Instituting employee programs in areas such as weight management, physical activity and smoking cessation is one option. However, Fletcher readily admits, “Change is hard. That’s been dicey to show real savings because of engagement, adoption and other issues, but it’s the right thing to do.” Even with research still out on long-term effectiveness, many carriers are supportive of an organization’s efforts to use coaching, programming and technology to try to change bad habits and instill good ones.
Additional savings could be realized by actually tailoring benefits to the specific profile of your employee population. Are you paying for a smoking cessation benefit in your plan even though there are no smokers being covered?
The second area to explore, he continued, is to “look at where your employees are getting their care.” Lance said there is a wide variance, even within a specific geographic region, in the cost of healthcare services and products.
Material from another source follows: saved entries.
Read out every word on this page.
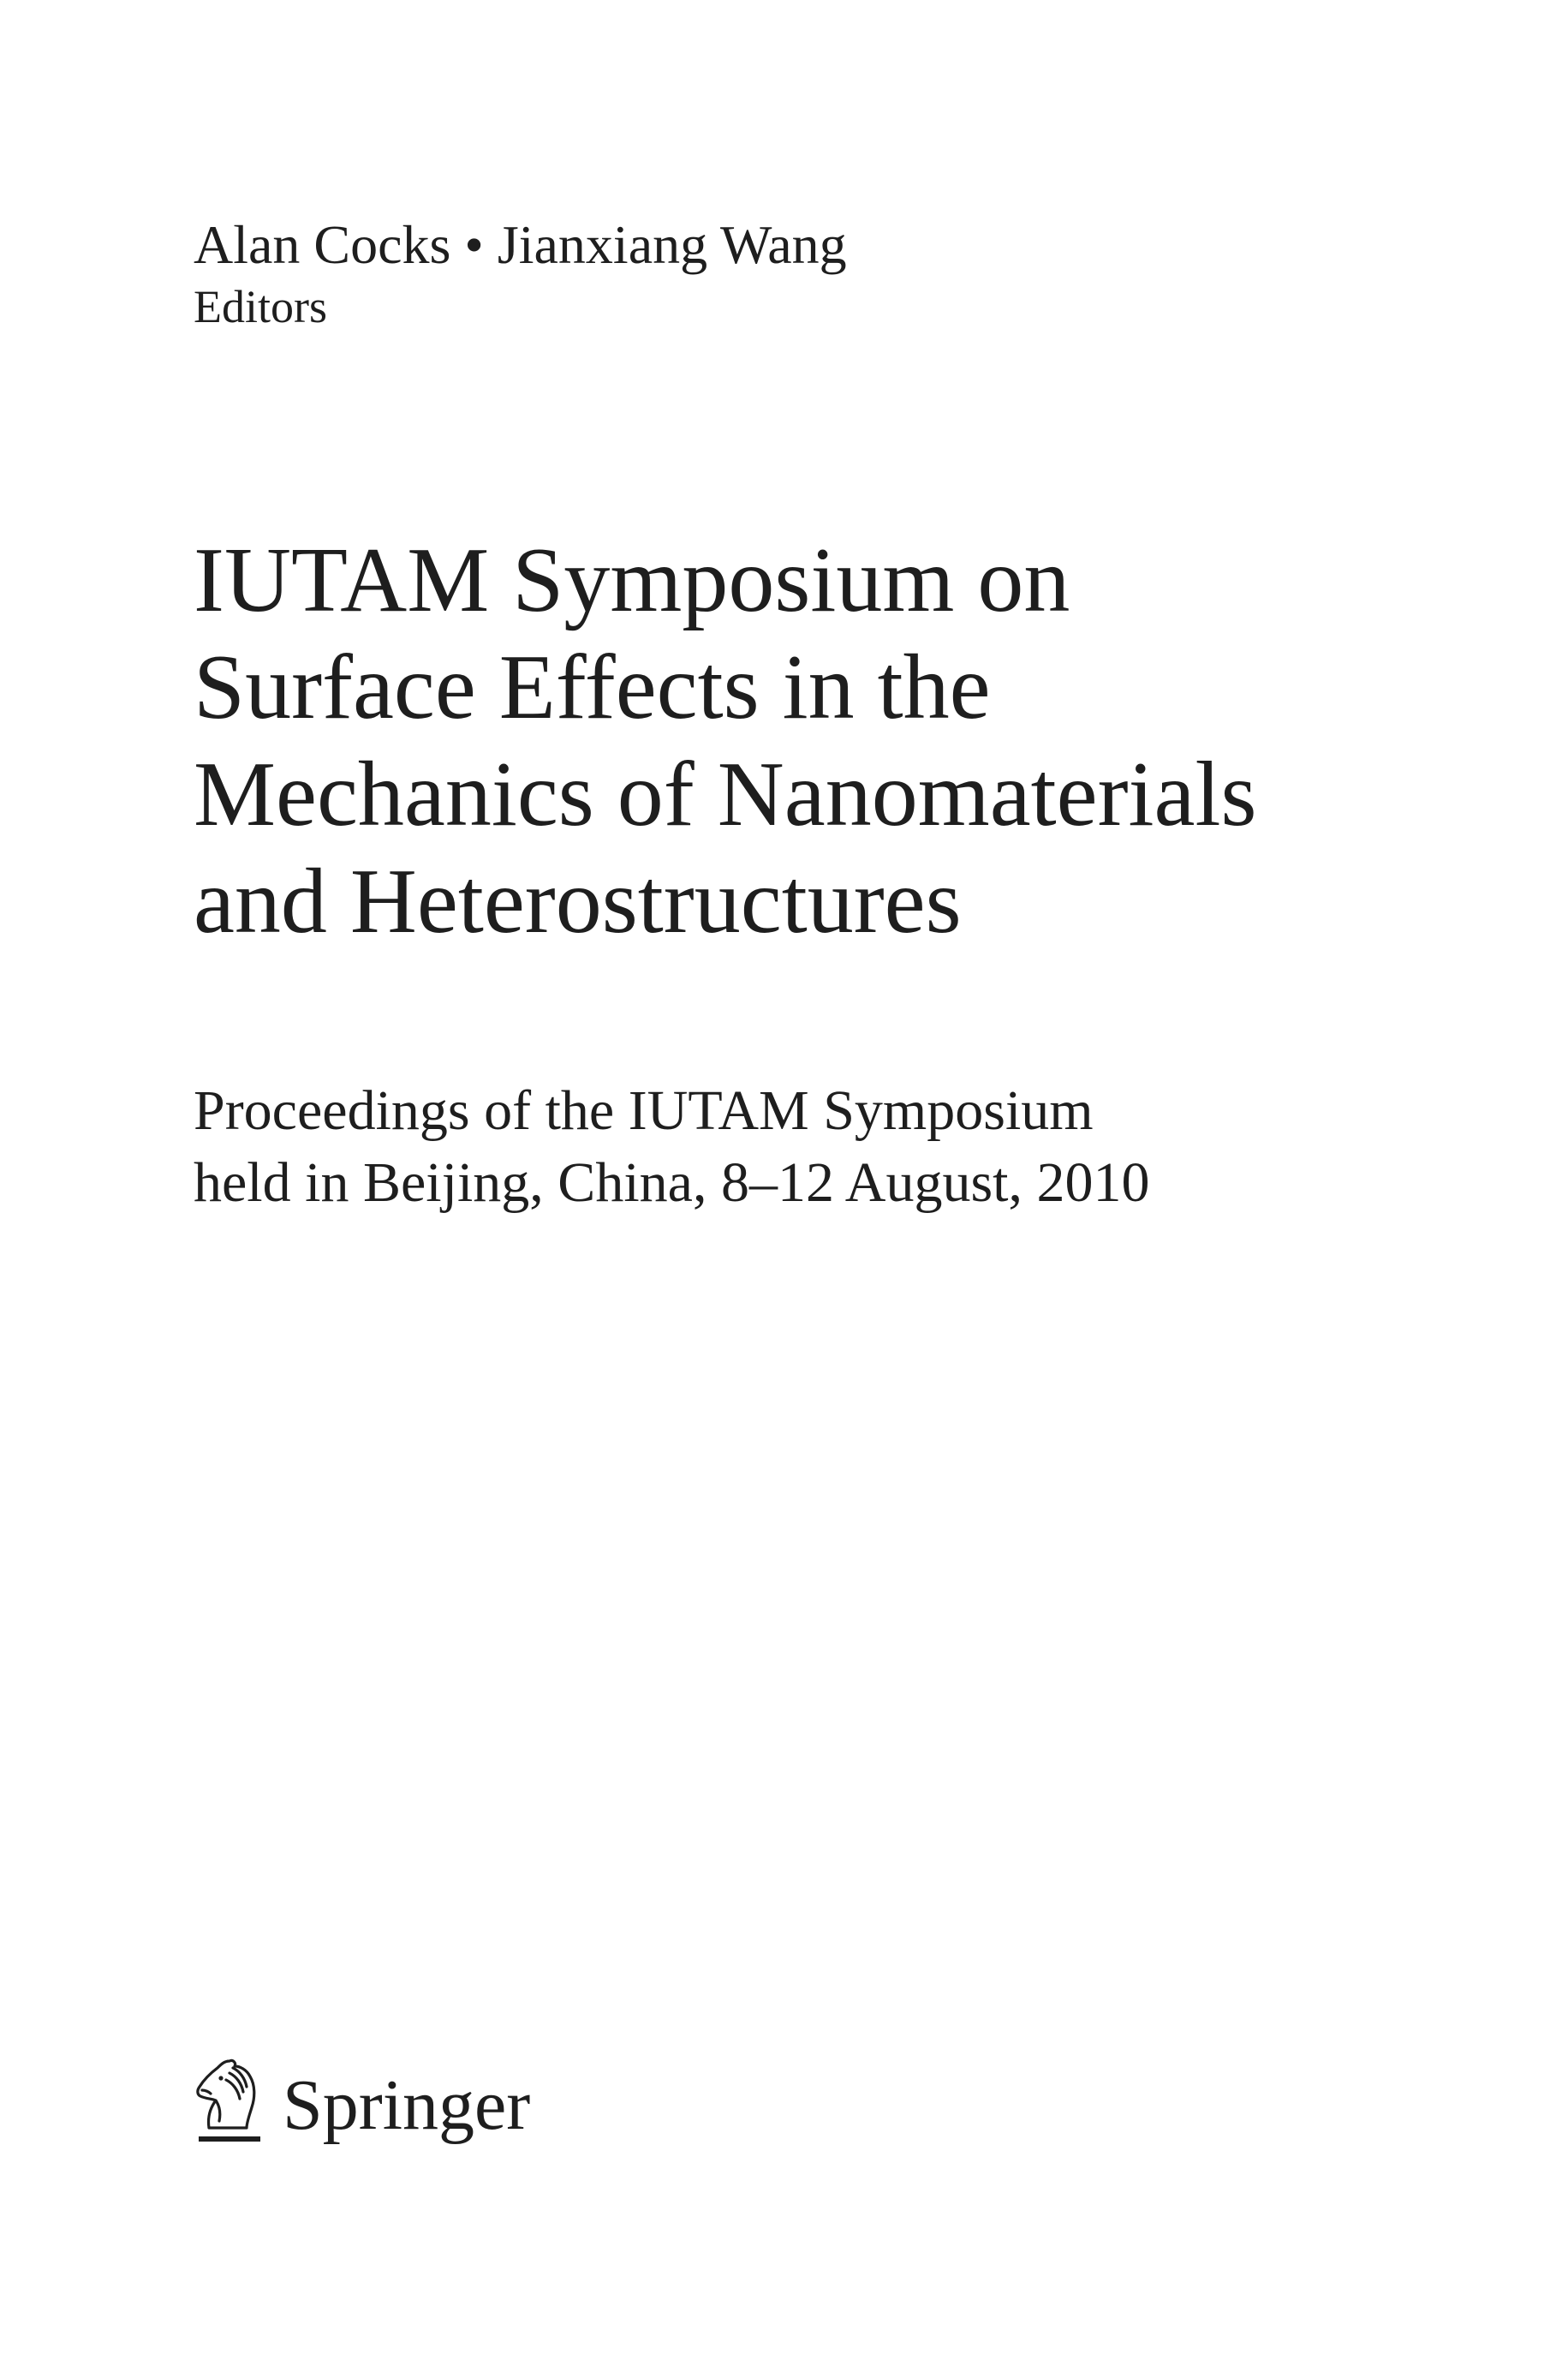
Alan Cocks • Jianxiang Wang
Editors
IUTAM Symposium on
Surface Effects in the
Mechanics of Nanomaterials
and Heterostructures
Proceedings of the IUTAM Symposium
held in Beijing, China, 8–12 August, 2010
Springer
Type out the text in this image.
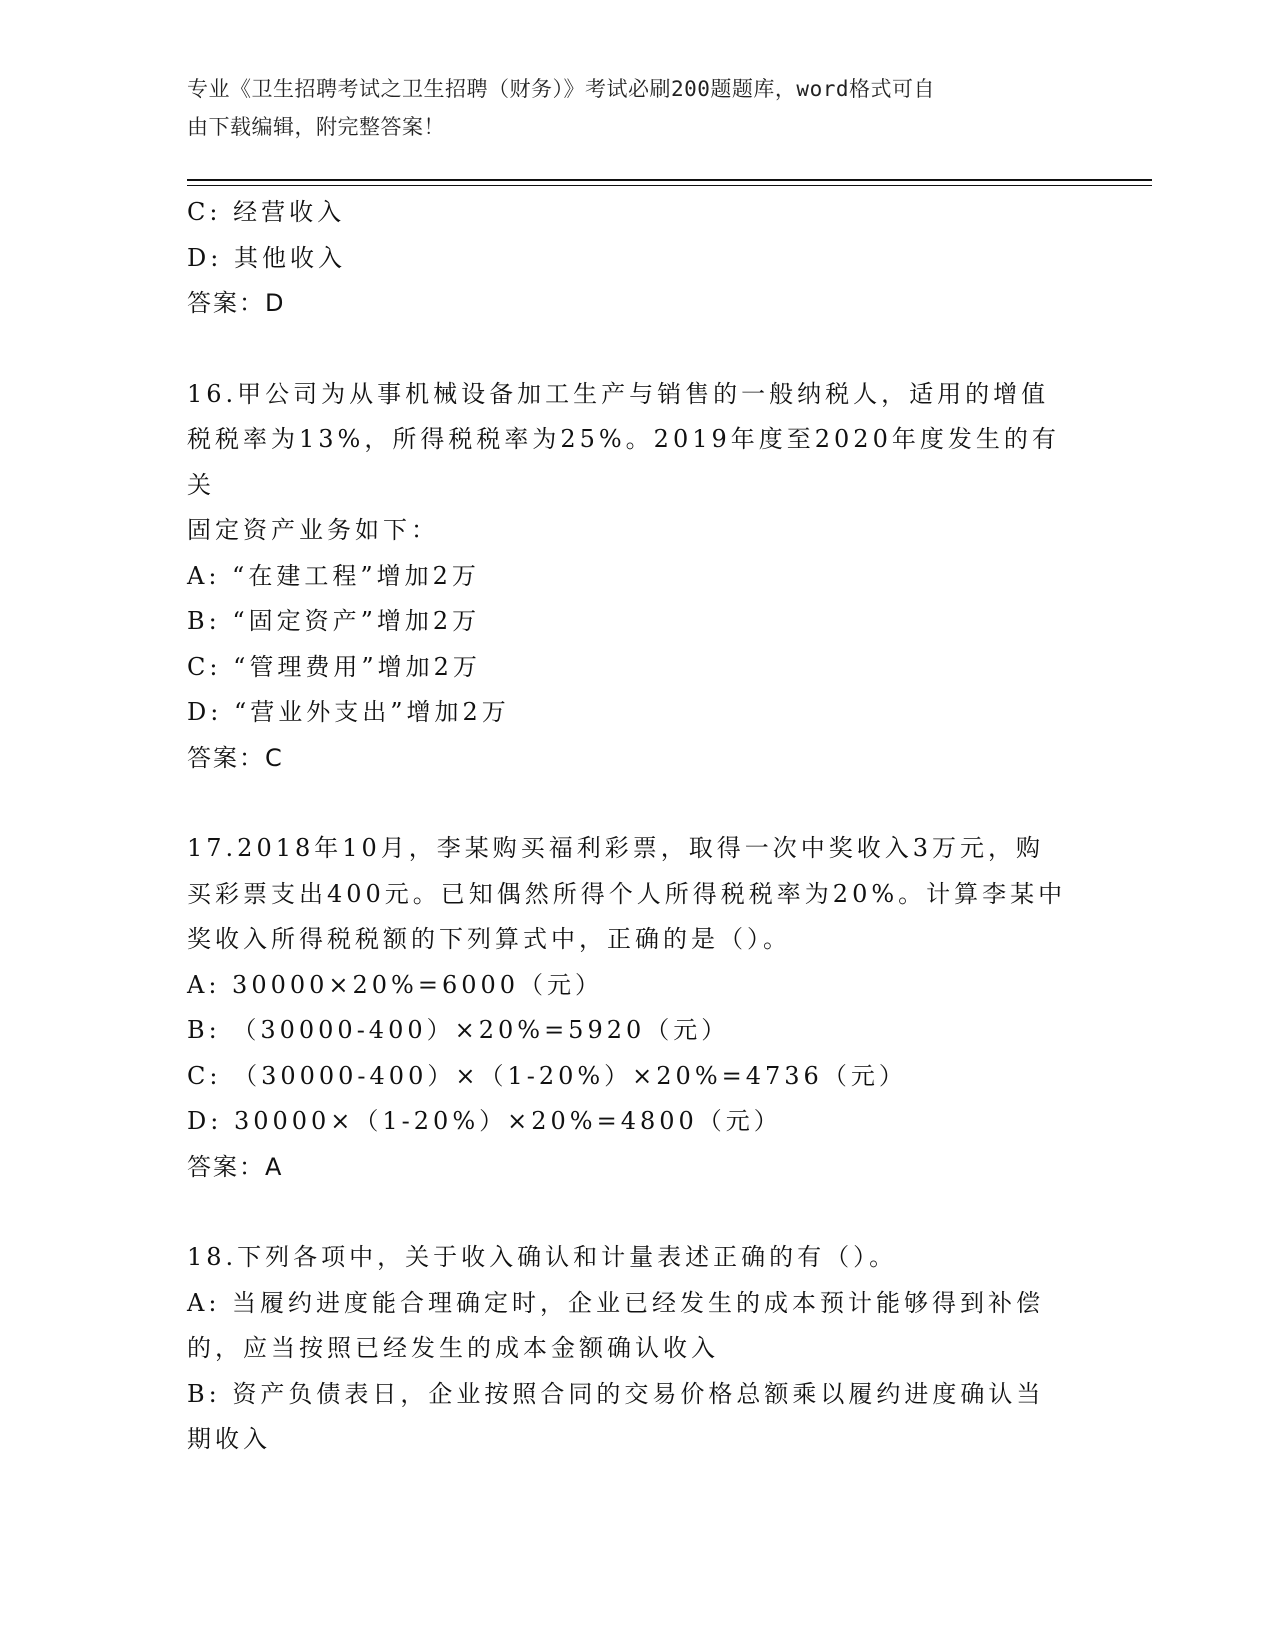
专业《卫生招聘考试之卫生招聘（财务）》考试必刷200题题库，word格式可自
由下载编辑，附完整答案！
C: 经营收入
D: 其他收入
答案：D
16.甲公司为从事机械设备加工生产与销售的一般纳税人，适用的增值
税税率为13%，所得税税率为25%。2019年度至2020年度发生的有关
固定资产业务如下：
A: “在建工程”增加2万
B: “固定资产”增加2万
C: “管理费用”增加2万
D: “营业外支出”增加2万
答案：C
17.2018年10月，李某购买福利彩票，取得一次中奖收入3万元，购
买彩票支出400元。已知偶然所得个人所得税税率为20%。计算李某中
奖收入所得税税额的下列算式中，正确的是（）。
A: 30000×20%=6000（元）
B: （30000-400）×20%=5920（元）
C: （30000-400）×（1-20%）×20%=4736（元）
D: 30000×（1-20%）×20%=4800（元）
答案：A
18.下列各项中，关于收入确认和计量表述正确的有（）。
A: 当履约进度能合理确定时，企业已经发生的成本预计能够得到补偿
的，应当按照已经发生的成本金额确认收入
B: 资产负债表日，企业按照合同的交易价格总额乘以履约进度确认当
期收入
It’s an area, he said, where employers recognize the challenge but don’t really understand how to control or impact the costs.
However, Lance noted, today tools do exist to compare data on cost and quality so that employers have increased ability to look at their networks to find the biggest bang for their buck.
“From the macro view, this is part of what the healthcare reform law was shooting for … to have employers look at networks to see where the value really is.” However, Lance stressed, it’s critically important that quality and outcomes be factored into the decision.
“The value equation is cost plus quality plus outcomes … if those all match up then go with the lower cost,” Lance stated, adding that employers really begin to realize savings when they get to the point where they offer their employees the right care at the right cost with the best outcomes.
When you find that balance, he said, then it makes sense to narrow your networks or promote those offering the best pricing. “If you find the right value equation, you give employees a deep discount for going to those providers,” he noted of one way to drive traffic to the most cost effective options.
Lance said employers must also rethink their benefit design. “You’ve got to look at it holistically,” he said. Lance added that doesn’t automatically mean cost shifting. He noted, “‘Consumer driven plan’ is really code word for ‘you pay more.’” However, he continued, the level of employee contribution might need to be altered or deductibles tweaked. It takes a bit of digging and requires an investment of time, but he has found significant cost savings are possible.
“Once you have all the information, you can make an informed decision about benefits rather than just doing what the broker says.”
The bottom line, Lance concluded, is to not simply accept the status quo. “If you get all of this right, you lower your cost, and you have happier, more productive people. That’s what every business wants.”